Google Data Loss Prevention (DLP) Classification
ALTR’s integration with Google’s DLP classification tool works with both Snowflake and Databricks. It randomly samples data from individual columns only, never from full rows. This ensures the data is scrambled, cannot be reconstructed, and is meaningless on its own. The sampled data is then classified using Google’s DLP API. This API may return an "infotype" indicating what kinds of data may be present in the sample. ALTR provides this information back to users in a classification report.
The classification report not only shows you what data might be sensitive, but you can also use the results to automatically assign object tags to columns. Learn more about automatic tagging.
ALTR does not sample customer data or send it to the Google DLP service without it being explicitly enabled by the customer. By default, classification is disabled. To enable classification, select Tag Data by Classification for the data source. Learn more..
ALTR randomly selects samples of data from each column to prevent row identification and does not persist or log the sample of data sent to Google’s DLP service.
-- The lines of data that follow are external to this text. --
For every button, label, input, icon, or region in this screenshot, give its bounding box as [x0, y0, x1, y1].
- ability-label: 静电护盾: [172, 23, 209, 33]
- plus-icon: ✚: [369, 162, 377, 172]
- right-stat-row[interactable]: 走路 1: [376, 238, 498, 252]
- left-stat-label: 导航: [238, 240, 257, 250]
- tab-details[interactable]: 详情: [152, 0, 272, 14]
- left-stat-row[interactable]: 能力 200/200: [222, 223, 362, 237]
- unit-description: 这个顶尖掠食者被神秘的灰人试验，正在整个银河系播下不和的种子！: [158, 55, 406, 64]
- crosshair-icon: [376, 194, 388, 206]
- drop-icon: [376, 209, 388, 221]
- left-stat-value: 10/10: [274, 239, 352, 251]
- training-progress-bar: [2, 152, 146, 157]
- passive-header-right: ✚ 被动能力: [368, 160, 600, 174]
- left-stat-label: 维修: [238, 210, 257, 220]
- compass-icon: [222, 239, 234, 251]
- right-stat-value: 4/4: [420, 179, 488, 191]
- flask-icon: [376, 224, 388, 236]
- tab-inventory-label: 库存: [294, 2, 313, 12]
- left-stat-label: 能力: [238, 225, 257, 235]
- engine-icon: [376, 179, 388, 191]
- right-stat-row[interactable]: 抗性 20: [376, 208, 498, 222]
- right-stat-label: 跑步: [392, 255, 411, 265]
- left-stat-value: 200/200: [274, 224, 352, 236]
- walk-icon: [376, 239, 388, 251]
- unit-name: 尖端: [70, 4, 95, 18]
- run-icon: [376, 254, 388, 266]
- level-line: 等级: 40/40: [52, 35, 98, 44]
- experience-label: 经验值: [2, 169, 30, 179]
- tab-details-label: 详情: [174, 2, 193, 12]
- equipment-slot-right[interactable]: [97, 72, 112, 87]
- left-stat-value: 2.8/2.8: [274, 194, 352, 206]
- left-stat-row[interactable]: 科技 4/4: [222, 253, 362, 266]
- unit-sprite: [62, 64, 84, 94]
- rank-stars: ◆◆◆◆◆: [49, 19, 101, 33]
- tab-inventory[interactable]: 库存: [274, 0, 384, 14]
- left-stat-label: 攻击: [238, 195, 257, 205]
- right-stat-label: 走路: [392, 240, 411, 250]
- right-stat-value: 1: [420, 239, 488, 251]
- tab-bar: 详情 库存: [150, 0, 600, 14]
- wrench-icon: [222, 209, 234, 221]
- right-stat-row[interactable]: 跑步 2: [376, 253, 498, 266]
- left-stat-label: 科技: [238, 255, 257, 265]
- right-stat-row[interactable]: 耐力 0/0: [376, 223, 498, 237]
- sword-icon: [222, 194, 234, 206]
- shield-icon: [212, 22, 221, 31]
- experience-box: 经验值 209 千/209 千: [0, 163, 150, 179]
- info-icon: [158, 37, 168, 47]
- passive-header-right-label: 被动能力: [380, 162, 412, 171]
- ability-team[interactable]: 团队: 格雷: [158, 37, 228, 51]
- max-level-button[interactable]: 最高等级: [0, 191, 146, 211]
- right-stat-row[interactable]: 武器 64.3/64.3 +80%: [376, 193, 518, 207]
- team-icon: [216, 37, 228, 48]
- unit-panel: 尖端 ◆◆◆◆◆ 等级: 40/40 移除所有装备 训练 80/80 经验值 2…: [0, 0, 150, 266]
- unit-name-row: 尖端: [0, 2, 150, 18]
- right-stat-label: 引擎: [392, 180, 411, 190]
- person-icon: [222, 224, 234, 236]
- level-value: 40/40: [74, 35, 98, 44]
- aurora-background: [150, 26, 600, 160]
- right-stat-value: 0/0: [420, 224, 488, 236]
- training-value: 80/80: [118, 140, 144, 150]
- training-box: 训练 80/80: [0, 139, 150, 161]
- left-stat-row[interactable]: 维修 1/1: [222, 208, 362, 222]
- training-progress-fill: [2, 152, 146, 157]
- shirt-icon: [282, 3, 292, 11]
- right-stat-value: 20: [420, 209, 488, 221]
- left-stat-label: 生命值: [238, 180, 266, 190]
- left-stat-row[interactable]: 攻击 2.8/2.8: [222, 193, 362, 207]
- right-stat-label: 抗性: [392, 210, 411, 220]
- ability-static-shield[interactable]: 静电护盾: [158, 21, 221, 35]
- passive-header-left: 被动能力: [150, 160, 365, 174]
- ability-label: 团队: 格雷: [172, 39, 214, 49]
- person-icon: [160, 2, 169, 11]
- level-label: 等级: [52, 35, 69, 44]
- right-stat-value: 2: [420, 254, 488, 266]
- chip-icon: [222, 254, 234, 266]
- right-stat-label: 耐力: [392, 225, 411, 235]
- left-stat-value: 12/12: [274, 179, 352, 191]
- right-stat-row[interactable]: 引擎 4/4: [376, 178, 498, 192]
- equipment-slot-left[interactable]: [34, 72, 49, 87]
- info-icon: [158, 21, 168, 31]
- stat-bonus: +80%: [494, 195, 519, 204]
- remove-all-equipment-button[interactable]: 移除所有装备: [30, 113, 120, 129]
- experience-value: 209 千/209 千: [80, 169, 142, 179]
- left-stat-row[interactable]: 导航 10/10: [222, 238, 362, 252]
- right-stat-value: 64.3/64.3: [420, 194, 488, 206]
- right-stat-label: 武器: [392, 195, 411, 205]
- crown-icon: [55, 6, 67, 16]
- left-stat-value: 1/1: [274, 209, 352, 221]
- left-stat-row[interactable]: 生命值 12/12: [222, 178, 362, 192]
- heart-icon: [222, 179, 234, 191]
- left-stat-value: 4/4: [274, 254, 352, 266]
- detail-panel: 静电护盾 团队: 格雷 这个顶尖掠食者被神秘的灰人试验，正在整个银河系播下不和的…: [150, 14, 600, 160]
To obtain the database sample for classification, ALTR:
Counts the number of columns in the table and multiplies it by 2.
Randomly selects [(column count) x 2] rows from the table. For example, if there are 10 columns, ALTR selects 20 rows. This data set becomes Sample 1.

Uses Sample 1 to create a Sample 2 that is half the number of rows as Sample 1.
Starting with the first column, ALTR randomly selects 10 values from Sample 1, and places them in rows 1 through 10 of the corresponding column in Sample 2. This process is repeated for each column. This is the sample that is sent to Google DLP.

Sample 2 scrambles the table without changing the type of data in each column. Any particular column value may or may not be related to the other values in the same row.